If the training is effective, the resulting trained model should however behave closely to the original one. To see how close a trained model is to the original one, you can reclassify a testing set.

First, generate a testing set from the original model:

lincs generate classified-alternatives problem.yml model.yml 3000 --output-alternatives testing-set.csv

Then ask the trained model to classify it:

lincs classify problem.yml trained-model.yml testing-set.csv --output-alternatives reclassified-testing-set.csv

There are a few differences between the original testing set and the reclassified one:

diff testing-set.csv reclassified-testing-set.csv

That command should show a few alternatives that are not classified the same way by the original and the trained model:

522c522
< "Alternative 520",0.617141366,0.326259822,0.901315808,0.460642993,"Best category"
---
> "Alternative 520",0.617141366,0.326259822,0.901315808,0.460642993,"Intermediate category 1"
615c615
< "Alternative 613",0.547554553,0.0552174859,0.690436542,0.511019647,"Intermediate category 1"
---
> "Alternative 613",0.547554553,0.0552174859,0.690436542,0.511019647,"Worst category"
2596c2596
< "Alternative 2594",0.234433308,0.780464768,0.162389532,0.622178912,"Intermediate category 1"
---
> "Alternative 2594",0.234433308,0.780464768,0.162389532,0.622178912,"Worst category"
2610c2610
< "Alternative 2608",0.881479025,0.055544015,0.82936728,0.853676081,"Intermediate category 1"
---
> "Alternative 2608",0.881479025,0.055544015,0.82936728,0.853676081,"Worst category"

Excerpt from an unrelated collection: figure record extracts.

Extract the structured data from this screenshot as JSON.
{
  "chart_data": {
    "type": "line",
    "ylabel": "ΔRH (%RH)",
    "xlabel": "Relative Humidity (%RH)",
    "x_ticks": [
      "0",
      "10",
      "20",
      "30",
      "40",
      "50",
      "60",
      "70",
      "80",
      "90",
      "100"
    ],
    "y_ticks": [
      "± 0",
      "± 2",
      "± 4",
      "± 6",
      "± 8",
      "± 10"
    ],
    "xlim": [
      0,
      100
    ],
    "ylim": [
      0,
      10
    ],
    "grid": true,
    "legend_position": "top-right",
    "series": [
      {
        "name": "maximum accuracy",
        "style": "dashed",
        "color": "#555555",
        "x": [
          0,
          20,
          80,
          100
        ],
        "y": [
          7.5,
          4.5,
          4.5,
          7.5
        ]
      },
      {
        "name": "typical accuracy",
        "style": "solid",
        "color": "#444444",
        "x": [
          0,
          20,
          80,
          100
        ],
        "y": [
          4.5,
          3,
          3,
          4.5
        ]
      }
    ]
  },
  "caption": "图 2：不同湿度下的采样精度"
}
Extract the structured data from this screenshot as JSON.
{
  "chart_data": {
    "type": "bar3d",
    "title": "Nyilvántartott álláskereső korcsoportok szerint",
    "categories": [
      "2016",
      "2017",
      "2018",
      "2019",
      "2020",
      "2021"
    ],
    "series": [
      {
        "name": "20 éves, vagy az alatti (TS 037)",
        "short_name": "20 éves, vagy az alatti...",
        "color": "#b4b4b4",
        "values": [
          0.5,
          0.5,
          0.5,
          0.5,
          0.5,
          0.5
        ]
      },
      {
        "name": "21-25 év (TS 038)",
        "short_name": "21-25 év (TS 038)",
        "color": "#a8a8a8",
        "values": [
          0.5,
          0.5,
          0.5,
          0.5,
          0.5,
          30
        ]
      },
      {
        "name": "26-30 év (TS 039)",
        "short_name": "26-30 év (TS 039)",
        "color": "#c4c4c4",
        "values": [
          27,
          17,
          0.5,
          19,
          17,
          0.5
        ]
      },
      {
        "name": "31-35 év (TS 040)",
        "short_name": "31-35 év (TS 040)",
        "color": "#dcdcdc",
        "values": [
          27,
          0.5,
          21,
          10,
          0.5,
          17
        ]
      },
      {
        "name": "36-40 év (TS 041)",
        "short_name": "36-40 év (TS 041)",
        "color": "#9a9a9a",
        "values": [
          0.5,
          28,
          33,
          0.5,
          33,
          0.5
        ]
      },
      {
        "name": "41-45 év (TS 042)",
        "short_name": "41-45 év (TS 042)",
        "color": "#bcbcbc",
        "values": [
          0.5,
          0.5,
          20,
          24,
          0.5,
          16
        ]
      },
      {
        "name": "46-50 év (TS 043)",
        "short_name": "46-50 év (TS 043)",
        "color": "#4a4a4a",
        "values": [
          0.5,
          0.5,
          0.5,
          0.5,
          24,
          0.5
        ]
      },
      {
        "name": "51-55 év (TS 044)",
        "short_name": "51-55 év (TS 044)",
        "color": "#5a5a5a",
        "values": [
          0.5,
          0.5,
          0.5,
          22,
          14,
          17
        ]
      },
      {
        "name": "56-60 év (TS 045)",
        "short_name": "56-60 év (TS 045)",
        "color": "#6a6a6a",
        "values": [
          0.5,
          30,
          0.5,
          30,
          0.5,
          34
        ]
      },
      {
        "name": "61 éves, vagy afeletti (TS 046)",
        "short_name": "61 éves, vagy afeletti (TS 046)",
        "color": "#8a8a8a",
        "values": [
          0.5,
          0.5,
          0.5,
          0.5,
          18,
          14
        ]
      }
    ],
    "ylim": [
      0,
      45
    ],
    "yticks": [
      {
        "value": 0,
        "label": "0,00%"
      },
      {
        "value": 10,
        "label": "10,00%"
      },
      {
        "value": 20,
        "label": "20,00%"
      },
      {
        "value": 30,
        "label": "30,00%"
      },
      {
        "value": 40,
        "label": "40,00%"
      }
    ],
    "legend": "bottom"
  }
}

You can also measure the classification accuracy of the trained model on that testing set:

lincs classification-accuracy problem.yml trained-model.yml testing-set.csv

It should be close to 100%:

2996/3000

What now?

If you haven’t done so yet, we recommend you now read our conceptual overview documentation.

Keep in mind that we’ve only demonstrated the default learning approach in this guide. See our user guide for more details.

Once you’re comfortable with the concepts and tooling, you can use a learning set based on real-world data and train a model that you can use to classify new real-world alternatives.